Mas ele ficou pouco tempo e foi-se embora com o séquito. No entender de Hoisel,
não deu para ele sentir direito Arembepe. Outro que curtiu todas foi Tim Maia,
que, solto na aldeia e cercado de menininhas, ajudou o biriteiro Paulo Pedro a
consumir algumas das 156 garrafas da cachaça Saborosa pelas quais trocou sua
kombi velha. Reza a lenda que Paulo Pedro entornou o estoque num período de
poucos meses... (pg. 112).
Gustavo Augusto – Entramos para assistir o filme, que era de slides projetados de
pinturas do português: eu, Polansky, Jack Nicholson, Dennis Hopper, Rute
Mautner, Jessel Buss, Yoya Wurch, astróloga Maha e Gerard Lecrerry. O filme era
projetado com a luz do sol e movido por um jogo de cristais e água. Ao contrário
dos outros o Polanski era muito calado e, ao terminar o filme, sua exclamação
foi “Terrific!”
Anos Setenta
Bahia – Importante depoimento
do Gustavo Augusto. Uma plateia desse quilate, provavelmente
poucos cinemas no mundo tiveram em projeção normal... Da presença de Jack
Nicholson em Arembepe, muito se ouviu falar. Da de Denis Hopper, nem tanto... A
descrição do aparato do "cinema" do Lúcio bate perfeitamente com a de
Beto Hoisel em seu livro Naquele tempo em
Arembepe.
Gustavo Augusto – Para refrescar minha memória: nesse dia não havia fila para o
filme. Não havia filas em Arembepe, raramente poderia ter para pegar a kombi e,
pelo que recordo, o português que pintou os 12 apóstolos projetados no
filme chamava-se Amaro, que me deu um livro de Alice no país das maravilhas, com ilustrações do original. E havia
outro, chamado Cândido (...). Na realidade, não estou certo se o nome era Amaro
ou Cândido. Não me lembro do Lúcio. Polanski, Jack e grupo chegaram numa kombi
do governo da Bahia, convidados do ACM, que estava remodelando Salvador.

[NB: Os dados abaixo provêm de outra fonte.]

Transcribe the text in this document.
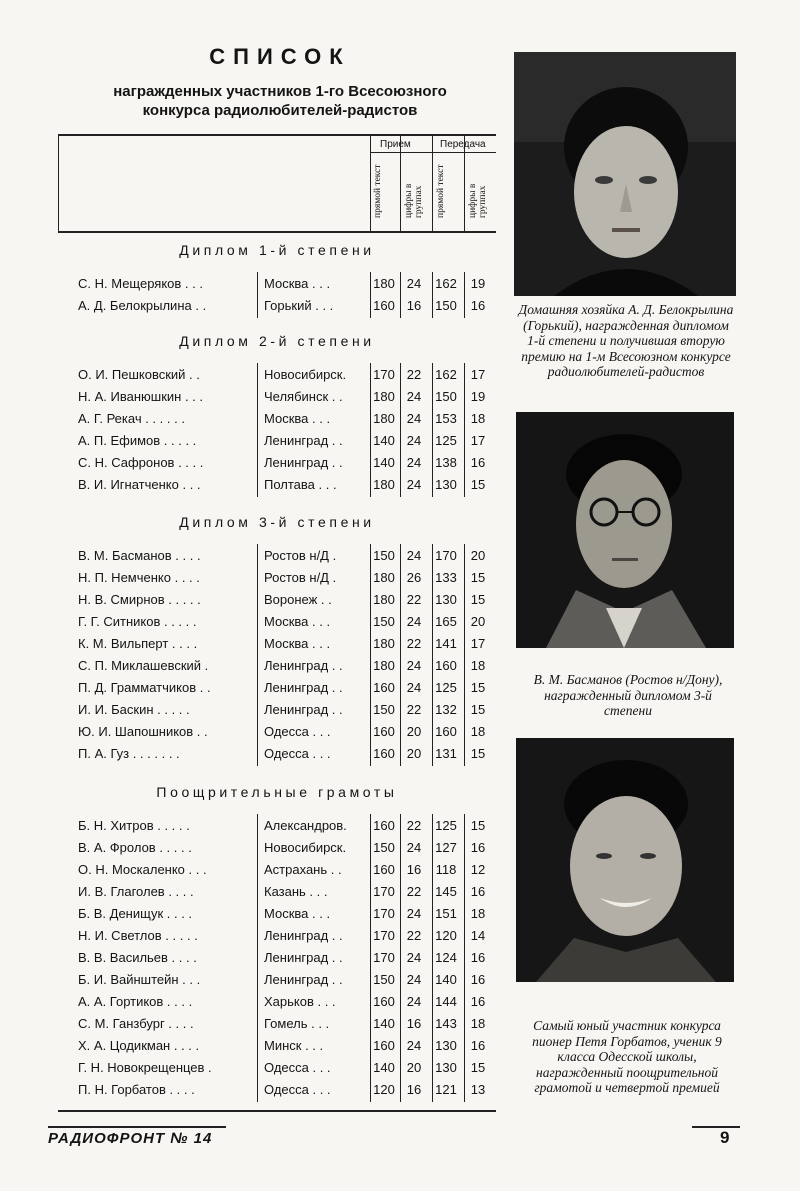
СПИСОК
награжденных участников 1-го Всесоюзного
конкурса радиолюбителей-радистов
Прием	Передача
прямой текст цифры в группах прямой текст цифры в группах
Диплом 1-й степени
С. Н. Мещеряков . . .	Москва . . .	180 24	162	19
А. Д. Белокрылина . .	Горький . . .	160 16	150	16
Диплом 2-й степени
О. И. Пешковский . .	Новосибирск.	170 22	162	17
Н. А. Иванюшкин . . .	Челябинск . .	180 24	150	19
А. Г. Рекач . . . . . .	Москва . . .	180 24	153	18
А. П. Ефимов . . . . .	Ленинград . .	140 24	125	17
С. Н. Сафронов . . . .	Ленинград . .	140 24	138	16
В. И. Игнатченко . . .	Полтава . . .	180 24	130	15
Диплом 3-й степени
В. М. Басманов . . . .	Ростов н/Д .	150 24	170	20
Н. П. Немченко . . . .	Ростов н/Д .	180 26	133	15
Н. В. Смирнов . . . . .	Воронеж . .	180 22	130	15
Г. Г. Ситников . . . . .	Москва . . .	150 24	165	20
К. М. Вильперт . . . .	Москва . . .	180 22	141	17
С. П. Миклашевский .	Ленинград . .	180 24	160	18
П. Д. Грамматчиков . .	Ленинград . .	160 24	125	15
И. И. Баскин . . . . .	Ленинград . .	150 22	132	15
Ю. И. Шапошников . .	Одесса . . .	160 20	160	18
П. А. Гуз . . . . . . .	Одесса . . .	160 20	131	15
Поощрительные грамоты
Б. Н. Хитров . . . . .	Александров.	160 22	125	15
В. А. Фролов . . . . .	Новосибирск.	150 24	127	16
О. Н. Москаленко . . .	Астрахань . .	160 16	118	12
И. В. Глаголев . . . .	Казань . . .	170 22	145	16
Б. В. Денищук . . . .	Москва . . .	170 24	151	18
Н. И. Светлов . . . . .	Ленинград . .	170 22	120	14
В. В. Васильев . . . .	Ленинград . .	170 24	124	16
Б. И. Вайнштейн . . .	Ленинград . .	150 24	140	16
А. А. Гортиков . . . .	Харьков . . .	160 24	144	16
С. М. Ганзбург . . . .	Гомель . . .	140 16	143	18
Х. А. Цодикман . . . .	Минск . . .	160 24	130	16
Г. Н. Новокрещенцев .	Одесса . . .	140 20	130	15
П. Н. Горбатов . . . .	Одесса . . .	120 16	121	13
Домашняя хозяйка А. Д. Белокрылина (Горький), награжденная дипломом 1-й степени и получившая вторую премию на 1-м Всесоюзном конкурсе радиолюбителей-радистов
В. М. Басманов (Ростов н/Дону), награжденный дипломом 3-й степени
Самый юный участник конкурса пионер Петя Горбатов, ученик 9 класса Одесской школы, награжденный поощрительной грамотой и четвертой премией
РАДИОФРОНТ № 14	9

ANOS SETENTA BAHIA – Beto Hoisel, que morou na Aldeia Hippie e escreveu
o livro Naquele tempo em Arembepe,
andou adoentado e atualmente encontra-se em recuperação (maio/2016). Contamos
com o aporte neste espaço, em breve, das palavras de Hoisel sobre os
comentários de Gustavo Augusto.
Dulce Maria Ferrero – Não esquecer que a mulher de Jagger que está na foto é Marianne
Faithfull, uma cantora fantástica!
Vera Monteiro – Eu fiquei um mês de férias na
aldeia. A casa era uma palhoça mesmo. Banho era no rio, onde escovávamos os dentes
e lavávamos louça e roupa. O mar era do outro lado das dunas. A privada, nem te
conto: era nos matinhos. A iluminação "urbana" ficava por conta da
lua ou de alguma fogueira, acesa por grupos de hippies. Foi um barato!
Sasha Cavalcante – Em fevereiro de 1979 eu e a
Lalu chegávamos a Arembepe, depois de 3.000 km percorridos de carona.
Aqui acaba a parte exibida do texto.